1. For the onions: Melt 3 tablespoons of the butter in a large, heavy skillet over medium-low flame. Stir in onions. Cook them slowly, stirring often, until they are limp and golden, 15–20 minutes. Sprinkle the sugar over the onions plus some salt and pepper to taste. Continue cooking until onions are golden brown (but not scorched), 5–10 more minutes. Stir in the cider and vinegar, scraping up any onion bits from the bottom of the pan and incorporating them into the onions. Set onions aside while you cook the liver.

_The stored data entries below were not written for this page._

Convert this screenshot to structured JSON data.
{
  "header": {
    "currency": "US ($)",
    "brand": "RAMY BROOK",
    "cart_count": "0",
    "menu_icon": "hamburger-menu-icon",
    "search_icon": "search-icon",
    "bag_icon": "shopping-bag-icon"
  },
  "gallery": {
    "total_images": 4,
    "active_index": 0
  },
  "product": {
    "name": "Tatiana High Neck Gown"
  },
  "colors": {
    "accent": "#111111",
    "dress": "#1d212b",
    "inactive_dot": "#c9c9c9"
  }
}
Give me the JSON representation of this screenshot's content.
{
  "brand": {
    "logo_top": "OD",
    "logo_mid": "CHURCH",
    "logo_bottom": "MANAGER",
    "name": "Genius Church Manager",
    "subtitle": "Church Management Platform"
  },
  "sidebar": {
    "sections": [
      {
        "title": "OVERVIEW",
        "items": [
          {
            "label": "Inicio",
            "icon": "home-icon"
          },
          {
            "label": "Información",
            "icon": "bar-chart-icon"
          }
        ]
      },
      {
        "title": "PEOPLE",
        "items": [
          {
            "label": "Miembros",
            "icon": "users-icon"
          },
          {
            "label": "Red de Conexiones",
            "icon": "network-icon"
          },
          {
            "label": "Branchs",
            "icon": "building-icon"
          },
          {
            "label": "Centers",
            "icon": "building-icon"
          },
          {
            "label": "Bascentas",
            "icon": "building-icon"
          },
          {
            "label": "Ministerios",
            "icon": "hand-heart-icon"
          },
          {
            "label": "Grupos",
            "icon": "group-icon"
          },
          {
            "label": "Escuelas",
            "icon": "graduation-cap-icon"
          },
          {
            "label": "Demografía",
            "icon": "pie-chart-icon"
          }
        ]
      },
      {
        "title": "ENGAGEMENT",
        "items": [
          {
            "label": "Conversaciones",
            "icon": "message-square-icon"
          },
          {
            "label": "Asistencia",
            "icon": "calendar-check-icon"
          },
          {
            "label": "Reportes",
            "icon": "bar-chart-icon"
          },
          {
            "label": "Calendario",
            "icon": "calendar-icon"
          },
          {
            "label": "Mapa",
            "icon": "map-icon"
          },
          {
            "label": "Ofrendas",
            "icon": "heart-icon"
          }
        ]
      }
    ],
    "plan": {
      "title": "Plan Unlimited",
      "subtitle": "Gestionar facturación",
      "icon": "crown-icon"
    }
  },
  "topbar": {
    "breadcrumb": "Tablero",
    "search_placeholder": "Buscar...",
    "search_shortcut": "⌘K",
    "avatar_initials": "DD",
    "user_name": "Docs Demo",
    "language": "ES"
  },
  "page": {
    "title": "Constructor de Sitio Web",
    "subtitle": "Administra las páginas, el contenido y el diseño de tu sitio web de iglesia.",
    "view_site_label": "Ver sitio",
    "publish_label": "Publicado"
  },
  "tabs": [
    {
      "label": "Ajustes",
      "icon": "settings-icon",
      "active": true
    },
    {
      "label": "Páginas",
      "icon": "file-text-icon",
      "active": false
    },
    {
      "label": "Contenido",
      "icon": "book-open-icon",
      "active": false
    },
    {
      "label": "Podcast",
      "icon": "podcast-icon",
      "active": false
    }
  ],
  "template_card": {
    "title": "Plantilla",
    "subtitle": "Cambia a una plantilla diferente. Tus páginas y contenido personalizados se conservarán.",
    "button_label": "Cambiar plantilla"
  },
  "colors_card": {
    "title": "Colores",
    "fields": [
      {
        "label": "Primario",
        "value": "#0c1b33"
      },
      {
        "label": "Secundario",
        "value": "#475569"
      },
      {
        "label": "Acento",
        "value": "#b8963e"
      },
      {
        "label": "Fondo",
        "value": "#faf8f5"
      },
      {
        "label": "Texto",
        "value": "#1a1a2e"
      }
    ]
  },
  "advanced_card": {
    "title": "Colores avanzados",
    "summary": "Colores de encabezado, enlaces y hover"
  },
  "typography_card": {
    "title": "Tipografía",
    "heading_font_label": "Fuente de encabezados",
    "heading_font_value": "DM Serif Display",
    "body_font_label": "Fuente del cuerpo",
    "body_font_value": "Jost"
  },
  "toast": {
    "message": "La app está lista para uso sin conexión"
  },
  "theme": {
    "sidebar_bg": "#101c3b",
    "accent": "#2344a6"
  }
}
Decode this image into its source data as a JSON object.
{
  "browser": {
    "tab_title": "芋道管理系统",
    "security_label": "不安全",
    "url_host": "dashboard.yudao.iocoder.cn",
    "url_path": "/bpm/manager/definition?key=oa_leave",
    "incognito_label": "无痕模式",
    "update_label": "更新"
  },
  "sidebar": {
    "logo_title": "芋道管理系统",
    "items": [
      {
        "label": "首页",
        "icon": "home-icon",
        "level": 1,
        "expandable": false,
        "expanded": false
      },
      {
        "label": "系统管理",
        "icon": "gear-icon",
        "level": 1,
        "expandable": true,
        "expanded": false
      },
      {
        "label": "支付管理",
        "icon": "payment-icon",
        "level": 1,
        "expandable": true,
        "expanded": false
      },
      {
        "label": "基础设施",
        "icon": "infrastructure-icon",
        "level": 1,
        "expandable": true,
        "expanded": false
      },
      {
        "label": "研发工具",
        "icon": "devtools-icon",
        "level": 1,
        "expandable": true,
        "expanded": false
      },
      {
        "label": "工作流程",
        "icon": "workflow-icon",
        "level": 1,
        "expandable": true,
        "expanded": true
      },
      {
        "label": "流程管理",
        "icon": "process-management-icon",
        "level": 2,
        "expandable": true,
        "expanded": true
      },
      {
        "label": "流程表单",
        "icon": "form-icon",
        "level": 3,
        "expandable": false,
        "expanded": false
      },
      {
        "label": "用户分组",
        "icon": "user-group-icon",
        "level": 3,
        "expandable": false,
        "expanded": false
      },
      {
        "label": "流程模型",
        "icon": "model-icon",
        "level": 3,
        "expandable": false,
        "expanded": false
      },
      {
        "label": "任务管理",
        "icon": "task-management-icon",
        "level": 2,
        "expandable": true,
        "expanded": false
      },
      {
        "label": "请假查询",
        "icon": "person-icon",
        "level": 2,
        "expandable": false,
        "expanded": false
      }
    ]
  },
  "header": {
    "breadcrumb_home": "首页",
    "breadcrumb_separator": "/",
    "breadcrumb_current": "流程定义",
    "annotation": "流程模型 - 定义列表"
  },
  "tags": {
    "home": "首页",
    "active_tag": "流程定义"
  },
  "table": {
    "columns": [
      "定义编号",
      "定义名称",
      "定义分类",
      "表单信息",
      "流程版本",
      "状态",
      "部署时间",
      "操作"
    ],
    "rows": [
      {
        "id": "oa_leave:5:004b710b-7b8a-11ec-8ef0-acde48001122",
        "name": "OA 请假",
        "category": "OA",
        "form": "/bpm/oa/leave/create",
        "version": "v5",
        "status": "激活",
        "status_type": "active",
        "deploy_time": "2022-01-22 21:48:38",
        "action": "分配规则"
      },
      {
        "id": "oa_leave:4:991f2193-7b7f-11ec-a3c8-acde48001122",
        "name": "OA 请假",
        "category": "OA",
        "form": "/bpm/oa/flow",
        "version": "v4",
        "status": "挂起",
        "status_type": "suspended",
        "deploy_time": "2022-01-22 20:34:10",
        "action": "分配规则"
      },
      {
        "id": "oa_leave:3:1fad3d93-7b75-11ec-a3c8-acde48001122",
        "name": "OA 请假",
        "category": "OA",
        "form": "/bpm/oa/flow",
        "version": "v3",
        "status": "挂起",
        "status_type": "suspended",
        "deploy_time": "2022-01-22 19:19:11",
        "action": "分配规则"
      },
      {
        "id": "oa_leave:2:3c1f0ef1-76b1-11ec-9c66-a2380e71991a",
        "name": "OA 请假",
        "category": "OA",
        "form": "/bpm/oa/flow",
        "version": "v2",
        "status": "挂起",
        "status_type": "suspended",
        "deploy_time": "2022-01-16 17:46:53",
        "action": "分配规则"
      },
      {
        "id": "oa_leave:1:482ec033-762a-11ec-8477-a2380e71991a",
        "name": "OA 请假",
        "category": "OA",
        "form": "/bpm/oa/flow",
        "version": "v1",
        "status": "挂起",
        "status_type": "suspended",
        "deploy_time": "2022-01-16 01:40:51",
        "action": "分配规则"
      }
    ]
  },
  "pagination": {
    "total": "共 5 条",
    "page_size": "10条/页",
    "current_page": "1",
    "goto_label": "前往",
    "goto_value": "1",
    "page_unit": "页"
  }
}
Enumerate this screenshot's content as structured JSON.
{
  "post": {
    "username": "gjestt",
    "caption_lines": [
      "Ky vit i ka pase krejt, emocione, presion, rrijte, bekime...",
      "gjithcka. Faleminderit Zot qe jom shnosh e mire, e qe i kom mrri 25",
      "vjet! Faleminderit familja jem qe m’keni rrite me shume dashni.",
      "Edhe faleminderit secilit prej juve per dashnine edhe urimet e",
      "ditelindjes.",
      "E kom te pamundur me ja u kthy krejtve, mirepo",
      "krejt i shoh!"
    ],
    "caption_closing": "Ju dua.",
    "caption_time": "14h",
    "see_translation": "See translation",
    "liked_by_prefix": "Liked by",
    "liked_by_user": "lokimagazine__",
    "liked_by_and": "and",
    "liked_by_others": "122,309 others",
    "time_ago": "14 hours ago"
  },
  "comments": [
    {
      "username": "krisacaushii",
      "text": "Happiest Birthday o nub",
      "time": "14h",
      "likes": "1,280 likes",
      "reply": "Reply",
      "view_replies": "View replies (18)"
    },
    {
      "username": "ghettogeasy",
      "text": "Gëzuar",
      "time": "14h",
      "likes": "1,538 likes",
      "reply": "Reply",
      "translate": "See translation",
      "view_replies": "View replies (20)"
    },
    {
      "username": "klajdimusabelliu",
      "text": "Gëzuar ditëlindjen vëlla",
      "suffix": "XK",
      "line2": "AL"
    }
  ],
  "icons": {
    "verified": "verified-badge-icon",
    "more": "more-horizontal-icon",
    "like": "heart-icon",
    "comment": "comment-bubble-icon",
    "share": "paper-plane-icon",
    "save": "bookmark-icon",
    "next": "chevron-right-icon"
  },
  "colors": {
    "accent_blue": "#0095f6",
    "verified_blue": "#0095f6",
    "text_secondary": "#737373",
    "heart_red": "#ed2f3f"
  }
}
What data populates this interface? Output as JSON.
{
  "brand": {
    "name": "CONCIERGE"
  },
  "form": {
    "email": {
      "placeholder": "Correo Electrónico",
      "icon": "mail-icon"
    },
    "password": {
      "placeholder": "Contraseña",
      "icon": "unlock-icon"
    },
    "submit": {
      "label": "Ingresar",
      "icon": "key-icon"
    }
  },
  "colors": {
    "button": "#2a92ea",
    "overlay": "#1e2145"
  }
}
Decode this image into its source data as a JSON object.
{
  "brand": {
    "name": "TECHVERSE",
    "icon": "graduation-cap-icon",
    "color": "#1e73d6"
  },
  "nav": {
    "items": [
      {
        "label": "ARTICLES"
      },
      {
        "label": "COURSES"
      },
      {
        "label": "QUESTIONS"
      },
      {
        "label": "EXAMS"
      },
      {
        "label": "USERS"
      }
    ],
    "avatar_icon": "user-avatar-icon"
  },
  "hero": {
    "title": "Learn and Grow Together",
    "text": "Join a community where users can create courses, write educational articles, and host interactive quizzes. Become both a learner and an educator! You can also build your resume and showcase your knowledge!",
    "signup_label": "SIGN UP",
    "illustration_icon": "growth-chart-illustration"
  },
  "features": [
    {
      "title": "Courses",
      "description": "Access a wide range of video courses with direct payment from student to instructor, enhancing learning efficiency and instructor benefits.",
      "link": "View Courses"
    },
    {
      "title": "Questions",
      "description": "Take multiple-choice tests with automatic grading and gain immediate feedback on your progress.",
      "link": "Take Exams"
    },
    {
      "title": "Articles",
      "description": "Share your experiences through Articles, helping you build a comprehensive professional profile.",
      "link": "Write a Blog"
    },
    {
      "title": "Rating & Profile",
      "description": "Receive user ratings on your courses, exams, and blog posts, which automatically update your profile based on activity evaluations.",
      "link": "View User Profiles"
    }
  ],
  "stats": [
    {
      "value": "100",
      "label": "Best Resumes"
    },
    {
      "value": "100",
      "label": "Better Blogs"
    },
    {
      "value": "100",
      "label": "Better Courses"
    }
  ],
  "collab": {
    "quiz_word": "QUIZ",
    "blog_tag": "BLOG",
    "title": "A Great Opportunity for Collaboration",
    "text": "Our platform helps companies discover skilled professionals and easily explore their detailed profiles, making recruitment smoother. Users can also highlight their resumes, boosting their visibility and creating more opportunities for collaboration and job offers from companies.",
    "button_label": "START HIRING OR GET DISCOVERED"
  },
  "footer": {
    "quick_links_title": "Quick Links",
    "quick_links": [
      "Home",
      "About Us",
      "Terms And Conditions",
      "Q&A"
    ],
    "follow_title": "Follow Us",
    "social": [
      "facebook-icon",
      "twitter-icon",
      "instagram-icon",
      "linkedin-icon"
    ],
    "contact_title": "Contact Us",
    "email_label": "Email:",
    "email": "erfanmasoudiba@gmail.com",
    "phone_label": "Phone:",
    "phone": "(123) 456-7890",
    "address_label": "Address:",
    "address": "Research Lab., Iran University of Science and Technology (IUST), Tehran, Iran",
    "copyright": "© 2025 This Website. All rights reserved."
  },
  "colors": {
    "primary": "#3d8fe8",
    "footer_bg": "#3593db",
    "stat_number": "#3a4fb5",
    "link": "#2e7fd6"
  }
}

2. For the liver: Heat a large, heavy skillet (cast iron works well here) over medium-high flame for several minutes. While the pan is heating, pat the liver with paper towels to remove some of the surface moisture. Season them generously with salt and pepper and then dredge them in the flour, shaking off the excess. When the pan is hot, add the oil and remaining tablespoon of butter, and swirl to coat the pan bottom. Add the liver steaks and sear them on the first side for 2 minutes. Turn them over and sear on the second side 2 minutes. They will be cooked rare at this point. Reduce the heat to low and continue cooking to desired doneness. Transfer the steaks to a serving platter.
3. To finish: Stir the onions and parsley into the steak pan, scraping up any bits of meat on the bottom and incorporating them into the onions. Spoon onions over the meat and serve immediately.